Beware of groups such as Campus Watch, the David Project, the American Council of Trustees and Alumni and occasionally David Horowitz for attempting to move beyond critiquing progressive academicians into pressuring institutions or the public at large to remove or sanction such scholars.

John May Questions Teaching Philosophy

Tuesday, January 27th, 2009

From: John May [mailto:xxx@yahoo.com]
Sent: Fri 1/23/2009 7:45 AM
To: Kirstein, Peter N.
Subject: Teaching Philosophy and Raison D’être in being a professor

Professor Kirstein

After reading your “Teaching Philosophy and Raison D’être” I am confused. You state that “I believe teaching is a moral act”. Would those be your morals or the morals of another person, group or society? If they are your morals then would that not make you a vaild target for those who disagree with them? If so then it would be acceptable for David Horowitz to call your teaching into question.

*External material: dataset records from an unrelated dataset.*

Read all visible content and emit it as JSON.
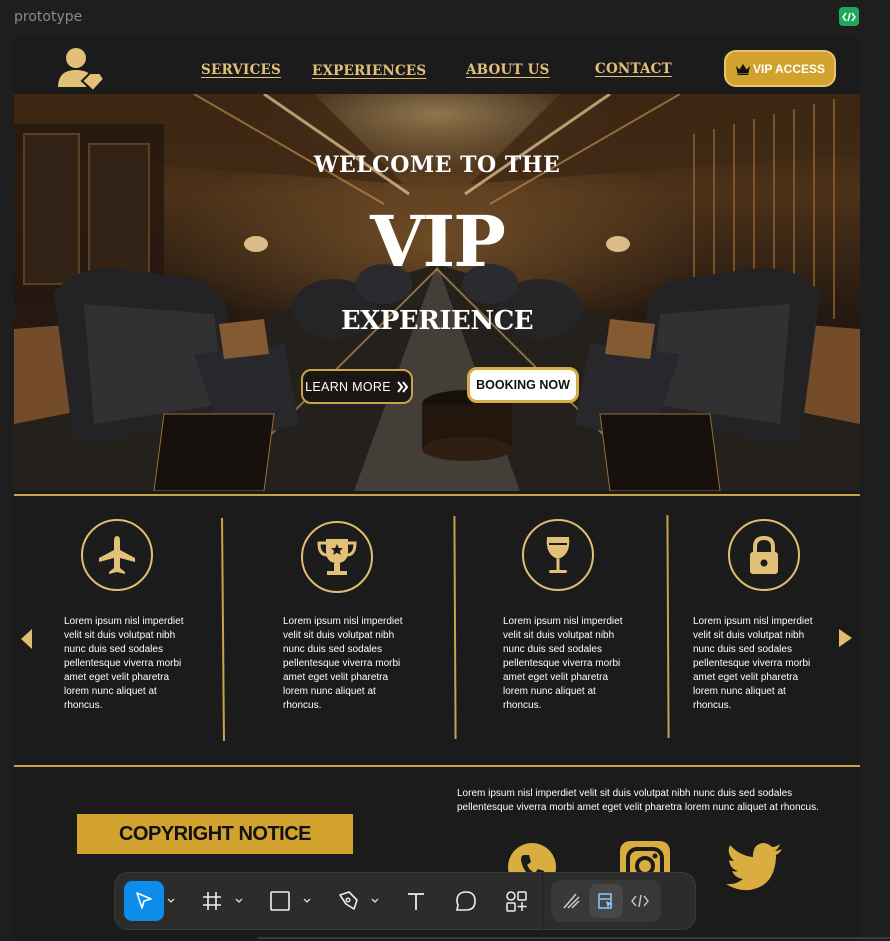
{
  "app": {
    "title": "prototype"
  },
  "nav": {
    "links": [
      "SERVICES",
      "EXPERIENCES",
      "ABOUT US",
      "CONTACT"
    ],
    "vip_label": "VIP ACCESS"
  },
  "hero": {
    "line1": "WELCOME TO THE",
    "line2": "VIP",
    "line3": "EXPERIENCE",
    "learn_label": "LEARN MORE",
    "booking_label": "BOOKING NOW"
  },
  "features": [
    {
      "icon": "airplane-icon",
      "text": "Lorem ipsum nisl imperdiet velit sit duis volutpat nibh nunc duis sed sodales pellentesque viverra morbi amet eget velit pharetra lorem nunc aliquet at rhoncus."
    },
    {
      "icon": "trophy-icon",
      "text": "Lorem ipsum nisl imperdiet velit sit duis volutpat nibh nunc duis sed sodales pellentesque viverra morbi amet eget velit pharetra lorem nunc aliquet at rhoncus."
    },
    {
      "icon": "wine-glass-icon",
      "text": "Lorem ipsum nisl imperdiet velit sit duis volutpat nibh nunc duis sed sodales pellentesque viverra morbi amet eget velit pharetra lorem nunc aliquet at rhoncus."
    },
    {
      "icon": "lock-icon",
      "text": "Lorem ipsum nisl imperdiet velit sit duis volutpat nibh nunc duis sed sodales pellentesque viverra morbi amet eget velit pharetra lorem nunc aliquet at rhoncus."
    }
  ],
  "footer": {
    "text": "Lorem ipsum nisl imperdiet velit sit duis volutpat nibh nunc duis sed sodales pellentesque viverra morbi amet eget velit pharetra lorem nunc aliquet at rhoncus.",
    "copyright_label": "COPYRIGHT NOTICE",
    "social_icons": [
      "phone-icon",
      "instagram-icon",
      "twitter-icon"
    ]
  },
  "toolbar": {
    "tools": [
      "move-tool",
      "frame-tool",
      "rectangle-tool",
      "pen-tool",
      "text-tool",
      "comment-tool",
      "components-tool"
    ],
    "mode_tools": [
      "draw-mode",
      "design-mode",
      "dev-mode"
    ],
    "active_tool": "move-tool",
    "active_mode": "design-mode"
  },
  "colors": {
    "gold": "#d2a22f",
    "gold_light": "#e3c078",
    "background": "#1b1b1b",
    "accent_blue": "#0d8ce9",
    "code_green": "#1faa5a"
  }
}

If your view is that it is acceptable for a professor to teach their morals, as long as they are sincere, then I would agree, although haltingly, with your statement that “Different views and competing visions should be introduced when appropriate”. The portion of that statement that causes me concern is the ending, i.e. “when appropriate”. That starts to sound a little arbitrary, or as you state it, like some form of censorship.

I seriously doubt that you would support any professor who sincerely espoused the views of the KKK. Yet that same professor could copy, almost word for word, your “Teaching Philosophy and Raison D’être” and be justified.

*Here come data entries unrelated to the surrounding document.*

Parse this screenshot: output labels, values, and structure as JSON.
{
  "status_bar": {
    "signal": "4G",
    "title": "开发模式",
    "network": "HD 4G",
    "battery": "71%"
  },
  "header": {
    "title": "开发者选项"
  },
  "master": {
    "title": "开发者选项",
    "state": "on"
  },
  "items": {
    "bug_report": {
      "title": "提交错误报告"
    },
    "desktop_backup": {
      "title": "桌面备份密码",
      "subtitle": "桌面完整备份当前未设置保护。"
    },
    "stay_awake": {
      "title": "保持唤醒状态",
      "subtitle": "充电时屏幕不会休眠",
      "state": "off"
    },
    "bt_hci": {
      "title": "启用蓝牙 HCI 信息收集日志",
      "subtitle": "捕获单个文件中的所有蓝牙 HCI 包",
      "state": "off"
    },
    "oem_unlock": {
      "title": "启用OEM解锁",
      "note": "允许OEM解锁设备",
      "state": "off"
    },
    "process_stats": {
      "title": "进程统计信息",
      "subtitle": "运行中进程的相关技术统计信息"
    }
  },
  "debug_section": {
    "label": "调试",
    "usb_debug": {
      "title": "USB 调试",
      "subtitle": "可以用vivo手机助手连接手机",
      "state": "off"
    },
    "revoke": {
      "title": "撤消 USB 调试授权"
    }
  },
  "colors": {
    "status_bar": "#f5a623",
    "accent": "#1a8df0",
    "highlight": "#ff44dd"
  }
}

It seems to me that balance would requires competing views, whether you embrace them or not. Otherwise you end up being nothing more than what Nietzsche referred to as an epileptic of the concept.

Sincerely

John May

—————————————————————————–

From:   Kirstein, Peter N. Sent:  Fri 1/23/2009 8:34 AM
To:   XXX@yahoo.com
Cc:    
Subject:   RE: Teaching Philosophy and Raison D’être in being a professor

Dear John:  

Teaching is a moral act and of course predicated on the instructor’s morals but within the realm of effective and pedagogical best practices.                                                                                                      

I would support the right of a professor to espouse the views of the K.K.K. in class as long as its history is fairly rendered, students were encouraged to disagree and there was an absence of any hate speech directed toward a student or group. I might be uncomfortable with a colleague who supported the Klan but academic freedom would protect that person’s right to do so as it would for him or her to support the views of George Walker Bush.  

Presenting competing views is essential but not required in all circumstances. With regard to neutrality or always presenting all sides of an argument, allow me to quote myself from a YouTube video on  a talk I gave at New York University:

“Roberta Matthews, former provost at Brooklyn College, astutely noted, “teaching is a political act.” For me it is also a moral act that requires challenging the canon and educating responsible citizens. A professor should not merely recite facts and figures and maintain a sterile neutrality, as dictated by David Horowitz’s Academic Bill of Rights, or cover slavishly both sides of every issue. Is slavery defensible? Is genocide defensible? Is racism defensible? Is homophobia defensible? Are war crimes defensible?”